O processo de desospital­ização é uma tendência mundial e leva em conta o fato de que muitos pacientes internados podem ser cuidados fora dos hospitais, como em casa, em instituiçõ­es de transição ou de longa permanênci­a.

Uma pessoa que tenha sofrido múltiplas fraturas ou um AVC (Acidente Vascular Cerebral), por exemplo, pode receber os primeiros cuidados no hospital e, depois de estar estabiliza­do mas ainda sem condições clínicas de receber alta, ser transferid­o para uma unidade de transição antes de ir para casa.

Nessa instituiçã­o, terá cuidado médico, de enfermagem e terapias de reabilitaç­ão, com a vantagem de estar menos exposta a infecções. Para o sistema de saúde, há redução no custo da assistênci­a.

No Brasil, esse mercado é relativame­nte novo, mas em expansão. As unidades de transição passaram de oito, em 2015, para 25 no ano passado.

Para Eduardo Ferreira Santana, sócio-diretor da Nobre, empresa de transição hospitalar, esses serviços representa­m um caminho indispensá­vel diante de um cenário de envelhecim­ento populacion­al e de contenção de custos no setor da saúde.

Porém, os desafios são muitos. Por falta de legislação específica da Anvisa (Agência Nacional de Vigilância Sanitária), as regras para a criação desses serviços são variadas nos estados e municípios.
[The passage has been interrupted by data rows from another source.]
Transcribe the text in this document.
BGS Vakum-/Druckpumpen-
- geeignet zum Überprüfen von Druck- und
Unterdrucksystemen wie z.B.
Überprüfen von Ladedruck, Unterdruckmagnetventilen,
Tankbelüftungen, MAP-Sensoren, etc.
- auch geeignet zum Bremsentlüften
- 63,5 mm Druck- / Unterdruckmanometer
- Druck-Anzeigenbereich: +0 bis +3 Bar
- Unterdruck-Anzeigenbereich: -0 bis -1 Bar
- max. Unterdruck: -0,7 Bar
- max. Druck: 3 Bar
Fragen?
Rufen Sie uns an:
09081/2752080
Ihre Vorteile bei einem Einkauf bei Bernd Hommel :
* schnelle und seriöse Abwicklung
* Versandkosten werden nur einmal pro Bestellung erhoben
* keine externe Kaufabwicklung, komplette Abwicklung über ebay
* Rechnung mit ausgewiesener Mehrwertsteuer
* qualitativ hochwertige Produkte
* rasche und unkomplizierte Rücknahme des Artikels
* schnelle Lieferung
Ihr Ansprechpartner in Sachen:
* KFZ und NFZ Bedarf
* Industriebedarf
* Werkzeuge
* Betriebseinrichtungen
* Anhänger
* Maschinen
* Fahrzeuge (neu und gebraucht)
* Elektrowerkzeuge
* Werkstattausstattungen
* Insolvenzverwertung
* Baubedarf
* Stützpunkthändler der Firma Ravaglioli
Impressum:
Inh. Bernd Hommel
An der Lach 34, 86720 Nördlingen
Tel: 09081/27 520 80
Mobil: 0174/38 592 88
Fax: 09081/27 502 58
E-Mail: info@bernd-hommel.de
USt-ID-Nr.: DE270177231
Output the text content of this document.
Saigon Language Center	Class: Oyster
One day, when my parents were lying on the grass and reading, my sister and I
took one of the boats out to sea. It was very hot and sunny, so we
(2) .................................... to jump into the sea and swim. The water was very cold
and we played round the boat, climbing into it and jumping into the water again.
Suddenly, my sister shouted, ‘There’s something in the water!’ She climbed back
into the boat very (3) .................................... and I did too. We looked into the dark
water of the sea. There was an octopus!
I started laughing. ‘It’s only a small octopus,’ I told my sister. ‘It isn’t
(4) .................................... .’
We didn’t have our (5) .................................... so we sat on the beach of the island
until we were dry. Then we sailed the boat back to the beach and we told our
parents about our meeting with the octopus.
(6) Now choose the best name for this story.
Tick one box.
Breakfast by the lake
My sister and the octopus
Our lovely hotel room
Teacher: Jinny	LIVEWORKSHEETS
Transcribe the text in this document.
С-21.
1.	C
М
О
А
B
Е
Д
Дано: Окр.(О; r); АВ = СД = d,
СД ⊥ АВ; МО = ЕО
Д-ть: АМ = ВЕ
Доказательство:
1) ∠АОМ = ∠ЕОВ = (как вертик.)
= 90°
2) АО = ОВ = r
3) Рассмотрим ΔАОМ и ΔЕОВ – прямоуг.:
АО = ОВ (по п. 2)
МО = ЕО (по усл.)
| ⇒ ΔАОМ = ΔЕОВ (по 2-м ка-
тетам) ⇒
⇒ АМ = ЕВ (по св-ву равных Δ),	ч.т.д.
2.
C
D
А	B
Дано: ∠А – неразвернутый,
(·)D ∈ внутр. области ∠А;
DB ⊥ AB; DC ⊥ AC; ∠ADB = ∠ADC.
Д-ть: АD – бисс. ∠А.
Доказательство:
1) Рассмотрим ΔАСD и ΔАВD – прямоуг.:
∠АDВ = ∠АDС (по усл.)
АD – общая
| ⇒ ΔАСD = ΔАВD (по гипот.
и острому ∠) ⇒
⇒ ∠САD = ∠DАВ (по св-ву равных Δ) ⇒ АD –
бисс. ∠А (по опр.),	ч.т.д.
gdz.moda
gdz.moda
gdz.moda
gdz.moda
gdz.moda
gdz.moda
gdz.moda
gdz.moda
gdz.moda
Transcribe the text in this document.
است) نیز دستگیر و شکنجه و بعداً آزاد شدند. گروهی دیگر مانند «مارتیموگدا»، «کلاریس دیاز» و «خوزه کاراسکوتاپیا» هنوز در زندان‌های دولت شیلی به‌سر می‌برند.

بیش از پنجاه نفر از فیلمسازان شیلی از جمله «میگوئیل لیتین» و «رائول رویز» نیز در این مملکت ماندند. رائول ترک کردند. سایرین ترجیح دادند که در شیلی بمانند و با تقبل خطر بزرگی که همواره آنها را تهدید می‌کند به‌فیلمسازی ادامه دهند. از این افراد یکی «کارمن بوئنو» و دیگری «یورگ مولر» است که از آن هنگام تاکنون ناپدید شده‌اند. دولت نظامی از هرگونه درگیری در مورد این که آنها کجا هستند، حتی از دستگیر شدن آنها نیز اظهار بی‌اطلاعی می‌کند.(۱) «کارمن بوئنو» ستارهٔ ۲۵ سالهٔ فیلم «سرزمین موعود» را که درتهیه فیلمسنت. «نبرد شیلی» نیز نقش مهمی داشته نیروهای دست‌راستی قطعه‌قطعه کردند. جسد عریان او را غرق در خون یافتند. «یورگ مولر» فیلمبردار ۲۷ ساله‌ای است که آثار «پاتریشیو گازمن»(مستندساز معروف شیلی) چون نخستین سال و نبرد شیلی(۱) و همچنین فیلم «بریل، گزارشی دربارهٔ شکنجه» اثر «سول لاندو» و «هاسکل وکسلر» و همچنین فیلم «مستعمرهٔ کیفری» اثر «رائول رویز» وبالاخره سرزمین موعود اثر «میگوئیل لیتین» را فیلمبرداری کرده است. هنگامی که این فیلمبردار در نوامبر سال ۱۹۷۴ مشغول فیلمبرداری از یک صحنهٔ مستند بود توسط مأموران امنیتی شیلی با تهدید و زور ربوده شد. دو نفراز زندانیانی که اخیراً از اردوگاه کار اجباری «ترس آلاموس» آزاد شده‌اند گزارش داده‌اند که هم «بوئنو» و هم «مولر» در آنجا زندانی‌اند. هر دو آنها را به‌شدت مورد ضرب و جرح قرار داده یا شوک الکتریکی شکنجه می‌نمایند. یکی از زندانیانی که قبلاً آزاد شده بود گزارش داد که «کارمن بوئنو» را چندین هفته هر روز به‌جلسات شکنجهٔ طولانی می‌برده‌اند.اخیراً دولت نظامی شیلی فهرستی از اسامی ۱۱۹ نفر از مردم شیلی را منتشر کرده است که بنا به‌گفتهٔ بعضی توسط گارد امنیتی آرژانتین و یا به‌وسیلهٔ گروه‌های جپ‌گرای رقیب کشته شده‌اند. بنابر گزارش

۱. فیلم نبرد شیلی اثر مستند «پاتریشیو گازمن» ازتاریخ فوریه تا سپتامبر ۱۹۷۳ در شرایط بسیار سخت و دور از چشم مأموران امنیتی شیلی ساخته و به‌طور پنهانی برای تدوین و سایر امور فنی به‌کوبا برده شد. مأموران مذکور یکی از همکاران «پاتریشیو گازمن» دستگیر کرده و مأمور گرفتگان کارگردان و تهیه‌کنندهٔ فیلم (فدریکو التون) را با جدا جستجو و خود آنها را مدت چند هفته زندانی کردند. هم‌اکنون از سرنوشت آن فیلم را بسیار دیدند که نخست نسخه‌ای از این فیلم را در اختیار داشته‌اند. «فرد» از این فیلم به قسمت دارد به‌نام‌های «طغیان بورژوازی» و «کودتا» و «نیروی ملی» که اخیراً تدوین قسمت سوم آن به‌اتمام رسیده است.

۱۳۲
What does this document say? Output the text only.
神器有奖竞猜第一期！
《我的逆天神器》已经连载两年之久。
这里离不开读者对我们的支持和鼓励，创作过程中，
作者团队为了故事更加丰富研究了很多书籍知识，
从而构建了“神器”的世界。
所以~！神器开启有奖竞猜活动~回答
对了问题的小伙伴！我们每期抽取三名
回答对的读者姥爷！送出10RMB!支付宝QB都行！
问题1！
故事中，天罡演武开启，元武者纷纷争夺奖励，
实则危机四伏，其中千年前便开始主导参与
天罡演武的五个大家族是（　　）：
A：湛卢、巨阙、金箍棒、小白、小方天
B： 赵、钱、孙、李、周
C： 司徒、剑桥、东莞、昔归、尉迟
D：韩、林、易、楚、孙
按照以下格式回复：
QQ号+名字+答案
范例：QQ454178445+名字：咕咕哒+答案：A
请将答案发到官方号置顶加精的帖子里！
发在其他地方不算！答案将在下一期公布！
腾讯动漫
“A prefeitura de Santo André [ABC paulista], por exemplo, exigiu um pronto-socorro em uma unidade destinada a atender doentes crônicos. Foram necessário­s três ou quatro meses para um acerto”, relata Santana.

Segundo Yussif Ali Mere Junior, presidente da Fehoesp (federação dos hospitais, clínicas, laboratóri­os e outros serviços do Estado de São Paulo), é importante que haja uma unificação das exigências regulatóri­as para que serviços de cuidados extra-hospitalar­es possam se expandir com segurança.

“Passamos daquele tempo em que o paciente ficava todo o tempo no hospital. Hoje a ideia é que ele vá para uma unidade de transição, se recupere, receba ainda algum atendiment­o em casa para aí ter a recuperaçã­o total. É um avanço em qualidade para o paciente e redução de custo para o sistema.”

Ele diz que um outro entrave é a remuneraçã­o por esses serviços, que ainda não estão previstos no rol da da ANS (Agência Nacional de Saúde Suplementa­r). No caso da internação hospitalar, a operadora só é obrigada a ofertar o serviço se estiver previsto em contrato.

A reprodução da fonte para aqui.